CHARLOTTE, N.C. — The news quickly made the community of Cayce, South Carolina weep: Faye Swetlik had been found dead days after she was first reported missing, police confirmed Thursday afternoon.
The girl whose face was posted all over town, along interstate billboards, gas stations, and business, was found dead in her neighborhood where she was last seen.
"I just can't believe it happened in our community more than anything else," said Micah Merchant, a pastor at Trinity Baptist Church in Cayce.
His church held a vigil on Tuesday night. Those who attended bowed their heads and prayed for Faye Swetlik to be found safely.
However, she was found murdered with her body left somewhere in the Churchhill Heights neighborhood where she lived, according to police.
A man's body was also found nearby, but police would not say if the two were related in any way. Both deaths are under investigation.
"We're really sad right now, we're hurting of course," said Merchant. "So, we're going to do our best to be there for our community."
Hours after the announcement, Trinity Baptist Church opened their doors for anyone who wanted to grieve and pray for Faye and her family.
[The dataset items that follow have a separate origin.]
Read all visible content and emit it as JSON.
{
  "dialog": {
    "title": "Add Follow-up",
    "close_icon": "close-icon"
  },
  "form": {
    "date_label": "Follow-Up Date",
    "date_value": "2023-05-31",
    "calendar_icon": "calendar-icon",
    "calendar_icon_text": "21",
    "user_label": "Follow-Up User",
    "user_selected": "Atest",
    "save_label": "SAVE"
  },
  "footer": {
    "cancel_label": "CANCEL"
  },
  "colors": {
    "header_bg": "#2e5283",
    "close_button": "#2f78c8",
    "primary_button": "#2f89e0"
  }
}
"Everyone who came in the room had a love for children in particular and understanding their vulnerability, her vulnerability," he explained.
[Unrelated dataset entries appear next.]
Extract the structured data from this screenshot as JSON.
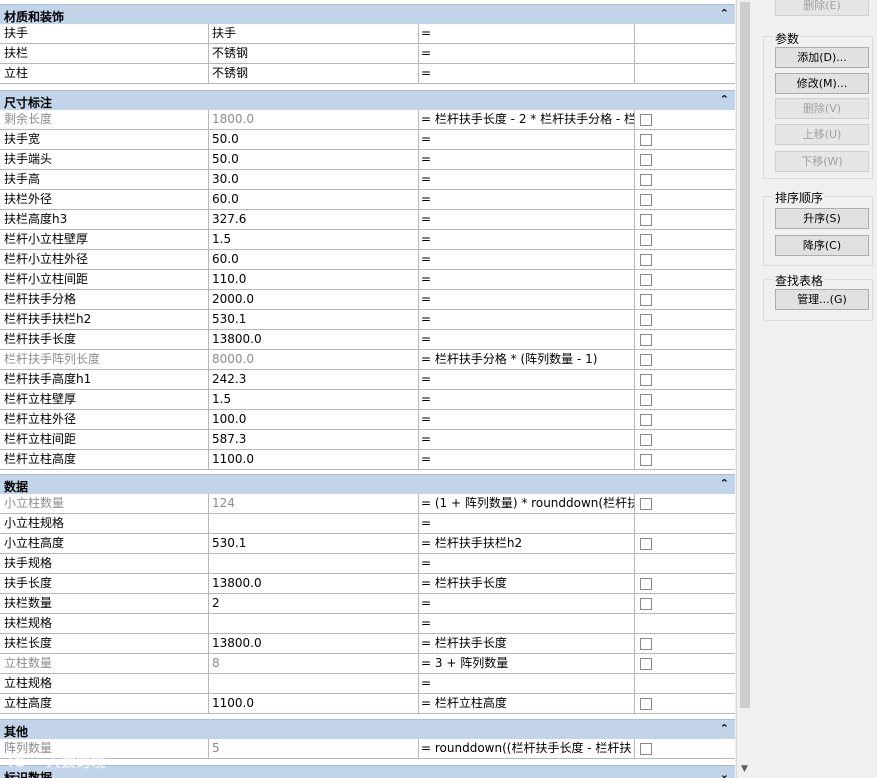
{
  "sections": [
    {
      "title": "材质和装饰",
      "chev": "⌃",
      "rows": [
        {
          "name": "扶手",
          "value": "扶手",
          "formula": "=",
          "check": false,
          "gray": false
        },
        {
          "name": "扶栏",
          "value": "不锈钢",
          "formula": "=",
          "check": false,
          "gray": false
        },
        {
          "name": "立柱",
          "value": "不锈钢",
          "formula": "=",
          "check": false,
          "gray": false
        }
      ]
    },
    {
      "title": "尺寸标注",
      "chev": "⌃",
      "rows": [
        {
          "name": "剩余长度",
          "value": "1800.0",
          "formula": "= 栏杆扶手长度 - 2 * 栏杆扶手分格 - 栏",
          "check": true,
          "gray": true
        },
        {
          "name": "扶手宽",
          "value": "50.0",
          "formula": "=",
          "check": true,
          "gray": false
        },
        {
          "name": "扶手端头",
          "value": "50.0",
          "formula": "=",
          "check": true,
          "gray": false
        },
        {
          "name": "扶手高",
          "value": "30.0",
          "formula": "=",
          "check": true,
          "gray": false
        },
        {
          "name": "扶栏外径",
          "value": "60.0",
          "formula": "=",
          "check": true,
          "gray": false
        },
        {
          "name": "扶栏高度h3",
          "value": "327.6",
          "formula": "=",
          "check": true,
          "gray": false
        },
        {
          "name": "栏杆小立柱壁厚",
          "value": "1.5",
          "formula": "=",
          "check": true,
          "gray": false
        },
        {
          "name": "栏杆小立柱外径",
          "value": "60.0",
          "formula": "=",
          "check": true,
          "gray": false
        },
        {
          "name": "栏杆小立柱间距",
          "value": "110.0",
          "formula": "=",
          "check": true,
          "gray": false
        },
        {
          "name": "栏杆扶手分格",
          "value": "2000.0",
          "formula": "=",
          "check": true,
          "gray": false
        },
        {
          "name": "栏杆扶手扶栏h2",
          "value": "530.1",
          "formula": "=",
          "check": true,
          "gray": false
        },
        {
          "name": "栏杆扶手长度",
          "value": "13800.0",
          "formula": "=",
          "check": true,
          "gray": false
        },
        {
          "name": "栏杆扶手阵列长度",
          "value": "8000.0",
          "formula": "= 栏杆扶手分格 * (阵列数量 - 1)",
          "check": true,
          "gray": true
        },
        {
          "name": "栏杆扶手高度h1",
          "value": "242.3",
          "formula": "=",
          "check": true,
          "gray": false
        },
        {
          "name": "栏杆立柱壁厚",
          "value": "1.5",
          "formula": "=",
          "check": true,
          "gray": false
        },
        {
          "name": "栏杆立柱外径",
          "value": "100.0",
          "formula": "=",
          "check": true,
          "gray": false
        },
        {
          "name": "栏杆立柱间距",
          "value": "587.3",
          "formula": "=",
          "check": true,
          "gray": false
        },
        {
          "name": "栏杆立柱高度",
          "value": "1100.0",
          "formula": "=",
          "check": true,
          "gray": false
        }
      ]
    },
    {
      "title": "数据",
      "chev": "⌃",
      "rows": [
        {
          "name": "小立柱数量",
          "value": "124",
          "formula": "= (1 + 阵列数量) * rounddown(栏杆扶",
          "check": true,
          "gray": true
        },
        {
          "name": "小立柱规格",
          "value": "",
          "formula": "=",
          "check": false,
          "gray": false
        },
        {
          "name": "小立柱高度",
          "value": "530.1",
          "formula": "= 栏杆扶手扶栏h2",
          "check": true,
          "gray": false
        },
        {
          "name": "扶手规格",
          "value": "",
          "formula": "=",
          "check": false,
          "gray": false
        },
        {
          "name": "扶手长度",
          "value": "13800.0",
          "formula": "= 栏杆扶手长度",
          "check": true,
          "gray": false
        },
        {
          "name": "扶栏数量",
          "value": "2",
          "formula": "=",
          "check": true,
          "gray": false
        },
        {
          "name": "扶栏规格",
          "value": "",
          "formula": "=",
          "check": false,
          "gray": false
        },
        {
          "name": "扶栏长度",
          "value": "13800.0",
          "formula": "= 栏杆扶手长度",
          "check": true,
          "gray": false
        },
        {
          "name": "立柱数量",
          "value": "8",
          "formula": "= 3 + 阵列数量",
          "check": true,
          "gray": true
        },
        {
          "name": "立柱规格",
          "value": "",
          "formula": "=",
          "check": false,
          "gray": false
        },
        {
          "name": "立柱高度",
          "value": "1100.0",
          "formula": "= 栏杆立柱高度",
          "check": true,
          "gray": false
        }
      ]
    },
    {
      "title": "其他",
      "chev": "⌃",
      "rows": [
        {
          "name": "阵列数量",
          "value": "5",
          "formula": "= rounddown((栏杆扶手长度 - 栏杆扶",
          "check": true,
          "gray": true
        }
      ]
    },
    {
      "title": "标识数据",
      "chev": "⌄",
      "rows": []
    }
  ],
  "panel": {
    "top_button": "删除(E)",
    "params_label": "参数",
    "param_buttons": [
      "添加(D)...",
      "修改(M)...",
      "删除(V)",
      "上移(U)",
      "下移(W)"
    ],
    "sort_label": "排序顺序",
    "sort_buttons": [
      "升序(S)",
      "降序(C)"
    ],
    "lookup_label": "查找表格",
    "lookup_button": "管理...(G)"
  },
  "watermark": "IC 一人数跨境"
}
Since she was reported missing Monday evening, hundreds of officers and agents with the FBI helped search for Faye. They followed every tip, scanned over dozens of surveillance videos that were handed over by people in the area, and interviewed countless people who may have seen what happened.
Then, the announcement was made.
"It is with extreme sadness that we announce we have found a body that the coroner has identified as Faye Marie Swetlik," said Chief Bryon Snellgrove with Cayce Department of Public Safety.
Soon after a growing memorial could be seen at the front of Faye's neighborhood. Another one grew outside the elementary school where she attended, Springdale Elementary School.
It's the same school that Merchant's children attend.
"Having that conversation with them was incredibly difficult, not knowing the how, not knowing the why," said Merchant.
An innocent girl gone too soon, and now a community is left to grieve and try to move on.
"Time heals all wounds, it's just going to take time," said Merchant.